一把大白兔奶糖,在这个年代足以显示诚意和重视。
周围同事都看着,觉得徐组长可真够大方的。
沈云栀看着那一把蓝白相间的糖纸,眼神却没什么波动。
这糖对于很多人是珍贵,但对她而言,确实有些太甜了。
先不说京市家人时常寄来的各种高级点心,单是她后世那几年的经历,这个年代很多尤为珍贵的东西在她看来都不足为奇。
不过她并未表露丝毫,只是礼貌地笑了笑。
伸手却只从徐文斌摊开的掌心里取了一颗,随即低头看了一眼腕上的手表,温声解释:“谢谢徐组长。不过眼看就到午饭时间了,我不习惯饭前吃太多甜食,这一颗正好。各位同事多吃点。”

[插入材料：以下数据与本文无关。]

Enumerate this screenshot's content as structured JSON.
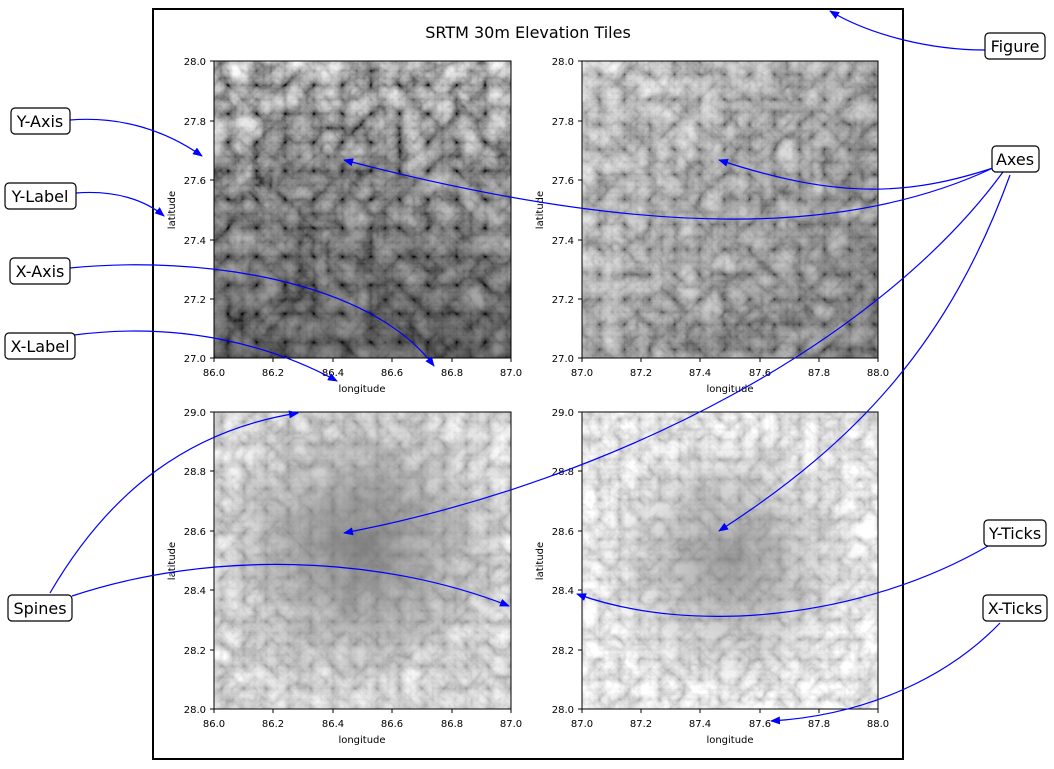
{
  "figure": {
    "title": "SRTM 30m Elevation Tiles"
  },
  "panels": [
    {
      "xlabel": "longitude",
      "ylabel": "latitude",
      "xticks": [
        "86.0",
        "86.2",
        "86.4",
        "86.6",
        "86.8",
        "87.0"
      ],
      "yticks": [
        "27.0",
        "27.2",
        "27.4",
        "27.6",
        "27.8",
        "28.0"
      ],
      "texture": "dark-rivers"
    },
    {
      "xlabel": "longitude",
      "ylabel": "latitude",
      "xticks": [
        "87.0",
        "87.2",
        "87.4",
        "87.6",
        "87.8",
        "88.0"
      ],
      "yticks": [
        "27.0",
        "27.2",
        "27.4",
        "27.6",
        "27.8",
        "28.0"
      ],
      "texture": "dark-basin"
    },
    {
      "xlabel": "longitude",
      "ylabel": "latitude",
      "xticks": [
        "86.0",
        "86.2",
        "86.4",
        "86.6",
        "86.8",
        "87.0"
      ],
      "yticks": [
        "28.0",
        "28.2",
        "28.4",
        "28.6",
        "28.8",
        "29.0"
      ],
      "texture": "gray-plateau"
    },
    {
      "xlabel": "longitude",
      "ylabel": "latitude",
      "xticks": [
        "87.0",
        "87.2",
        "87.4",
        "87.6",
        "87.8",
        "88.0"
      ],
      "yticks": [
        "28.0",
        "28.2",
        "28.4",
        "28.6",
        "28.8",
        "29.0"
      ],
      "texture": "light-ridges"
    }
  ],
  "callouts": {
    "figure": "Figure",
    "axes": "Axes",
    "y_axis": "Y-Axis",
    "y_label": "Y-Label",
    "x_axis": "X-Axis",
    "x_label": "X-Label",
    "spines": "Spines",
    "y_ticks": "Y-Ticks",
    "x_ticks": "X-Ticks"
  },
  "colors": {
    "arrow": "#0000ff",
    "frame": "#000000",
    "background": "#ffffff"
  }
}
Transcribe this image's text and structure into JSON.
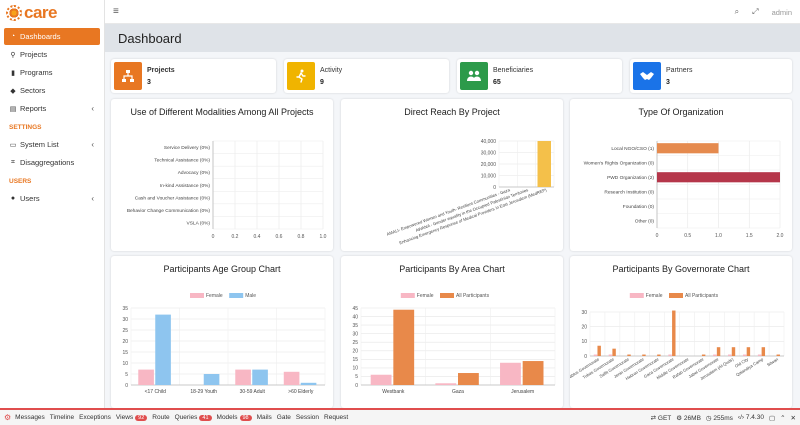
{
  "app": {
    "logo_text": "care"
  },
  "sidebar": {
    "items": [
      {
        "label": "Dashboards",
        "icon": "dashboard-icon",
        "active": true
      },
      {
        "label": "Projects",
        "icon": "sitemap-icon"
      },
      {
        "label": "Programs",
        "icon": "file-icon"
      },
      {
        "label": "Sectors",
        "icon": "sectors-icon"
      },
      {
        "label": "Reports",
        "icon": "chart-icon",
        "chevron": "‹"
      }
    ],
    "settings_header": "SETTINGS",
    "settings_items": [
      {
        "label": "System List",
        "chevron": "‹"
      },
      {
        "label": "Disaggregations"
      }
    ],
    "users_header": "USERS",
    "users_items": [
      {
        "label": "Users",
        "chevron": "‹"
      }
    ]
  },
  "topbar": {
    "hamburger": "≡",
    "search": "⌕",
    "fullscreen": "⤢",
    "user": "admin"
  },
  "page": {
    "title": "Dashboard"
  },
  "stats": [
    {
      "title": "Projects",
      "value": "3",
      "color": "#e87722",
      "icon": "sitemap-icon",
      "glyph": "⚙"
    },
    {
      "title": "Activity",
      "value": "9",
      "color": "#f0b400",
      "icon": "running-icon",
      "glyph": "🏃"
    },
    {
      "title": "Beneficiaries",
      "value": "65",
      "color": "#2c9a4a",
      "icon": "users-icon",
      "glyph": "👥"
    },
    {
      "title": "Partners",
      "value": "3",
      "color": "#1a73e8",
      "icon": "handshake-icon",
      "glyph": "🤝"
    }
  ],
  "chart_titles": {
    "modalities": "Use of Different Modalities Among All Projects",
    "direct_reach": "Direct Reach By Project",
    "org_type": "Type Of Organization",
    "age_group": "Participants Age Group Chart",
    "area": "Participants By Area Chart",
    "governorate": "Participants By Governorate Chart"
  },
  "chart_data": [
    {
      "id": "modalities",
      "type": "bar",
      "orientation": "horizontal",
      "categories": [
        "Service Delivery (0%)",
        "Technical Assistance (0%)",
        "Advocacy (0%)",
        "In-kind Assistance (0%)",
        "Cash and Voucher Assistance (0%)",
        "Behavior Change Communication (0%)",
        "VSLA (0%)"
      ],
      "values": [
        0,
        0,
        0,
        0,
        0,
        0,
        0
      ],
      "xlim": [
        0,
        1.0
      ],
      "xticks": [
        "0",
        "0.2",
        "0.4",
        "0.6",
        "0.8",
        "1.0"
      ],
      "grid": true
    },
    {
      "id": "direct_reach",
      "type": "bar",
      "categories": [
        "AMALI- Empowered Women and Youth- Resilient Communities - Gaza",
        "AWANA - Gender equality in the Occupied Palestinian Territories",
        "Enhancing Emergency Response of Medical Providers in East Jerusalem (MedREP)"
      ],
      "values": [
        0,
        0,
        40000
      ],
      "ylim": [
        0,
        40000
      ],
      "yticks": [
        "0",
        "10,000",
        "20,000",
        "30,000",
        "40,000"
      ],
      "color": "#f4c04a",
      "grid": true
    },
    {
      "id": "org_type",
      "type": "bar",
      "orientation": "horizontal",
      "categories": [
        "Local NGO/CSO (1)",
        "Women's Rights Organization (0)",
        "PWD Organization (2)",
        "Research Institution (0)",
        "Foundation (0)",
        "Other (0)"
      ],
      "values": [
        1,
        0,
        2,
        0,
        0,
        0
      ],
      "colors": [
        "#e58a4e",
        "#c0c0c0",
        "#b5364a",
        "#c0c0c0",
        "#c0c0c0",
        "#c0c0c0"
      ],
      "xlim": [
        0,
        2.0
      ],
      "xticks": [
        "0",
        "0.5",
        "1.0",
        "1.5",
        "2.0"
      ],
      "grid": true
    },
    {
      "id": "age_group",
      "type": "bar",
      "categories": [
        "<17 Child",
        "18-29 Youth",
        "30-59 Adult",
        ">60 Elderly"
      ],
      "series": [
        {
          "name": "Female",
          "values": [
            7,
            0,
            7,
            6
          ],
          "color": "#f8b7c4"
        },
        {
          "name": "Male",
          "values": [
            32,
            5,
            7,
            1
          ],
          "color": "#8ec5ef"
        }
      ],
      "ylim": [
        0,
        35
      ],
      "yticks": [
        "0",
        "5",
        "10",
        "15",
        "20",
        "25",
        "30",
        "35"
      ],
      "legend": "top",
      "grid": true
    },
    {
      "id": "area",
      "type": "bar",
      "categories": [
        "Westbank",
        "Gaza",
        "Jerusalem"
      ],
      "series": [
        {
          "name": "Female",
          "values": [
            6,
            1,
            13
          ],
          "color": "#f8b7c4"
        },
        {
          "name": "All Participants",
          "values": [
            44,
            7,
            14
          ],
          "color": "#e8894a"
        }
      ],
      "ylim": [
        0,
        45
      ],
      "yticks": [
        "0",
        "5",
        "10",
        "15",
        "20",
        "25",
        "30",
        "35",
        "40",
        "45"
      ],
      "legend": "top",
      "grid": true
    },
    {
      "id": "governorate",
      "type": "bar",
      "categories": [
        "Nablus Governorate",
        "Tubas Governorate",
        "Salfit Governorate",
        "Jenin Governorate",
        "Hebron Governorate",
        "Gaza Governorate",
        "Middle Governorate",
        "Rafah Governorate",
        "Jabel Governorate",
        "Jerusalem (Al-Quds)",
        "Old City",
        "Qalandiya Camp",
        "Silwan"
      ],
      "series": [
        {
          "name": "Female",
          "values": [
            1,
            1,
            0,
            0,
            0,
            1,
            0,
            0,
            1,
            1,
            1,
            1,
            0
          ],
          "color": "#f8b7c4"
        },
        {
          "name": "All Participants",
          "values": [
            7,
            5,
            1,
            1,
            1,
            31,
            0,
            1,
            6,
            6,
            6,
            6,
            1
          ],
          "color": "#e8894a"
        }
      ],
      "ylim": [
        0,
        30
      ],
      "yticks": [
        "0",
        "10",
        "20",
        "30"
      ],
      "legend": "top",
      "grid": true
    }
  ],
  "debugbar": {
    "items": [
      {
        "label": "Messages"
      },
      {
        "label": "Timeline"
      },
      {
        "label": "Exceptions"
      },
      {
        "label": "Views",
        "badge": "92"
      },
      {
        "label": "Route"
      },
      {
        "label": "Queries",
        "badge": "41"
      },
      {
        "label": "Models",
        "badge": "98"
      },
      {
        "label": "Mails"
      },
      {
        "label": "Gate"
      },
      {
        "label": "Session"
      },
      {
        "label": "Request"
      }
    ],
    "method": "GET",
    "memory": "26MB",
    "time": "255ms",
    "php": "7.4.30"
  }
}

她语气温和,理由充分,动作更是坦荡自然,既没拂了对方面子,也保持了自己的分寸感。
徐文斌见沈云栀竟然只拿了一颗大白兔奶糖,心里对她的印象更是好了几分。
这说明沈云栀这人不爱占人便宜,也说明她的家里条件应该也不错,至少不是那种看到大白兔奶糖就两眼放光的。
这种人一看就是乡巴佬,带出去也没面子。
徐文斌在心里暗自评判,越发觉得沈云栀合该是跟自己一个层次的人。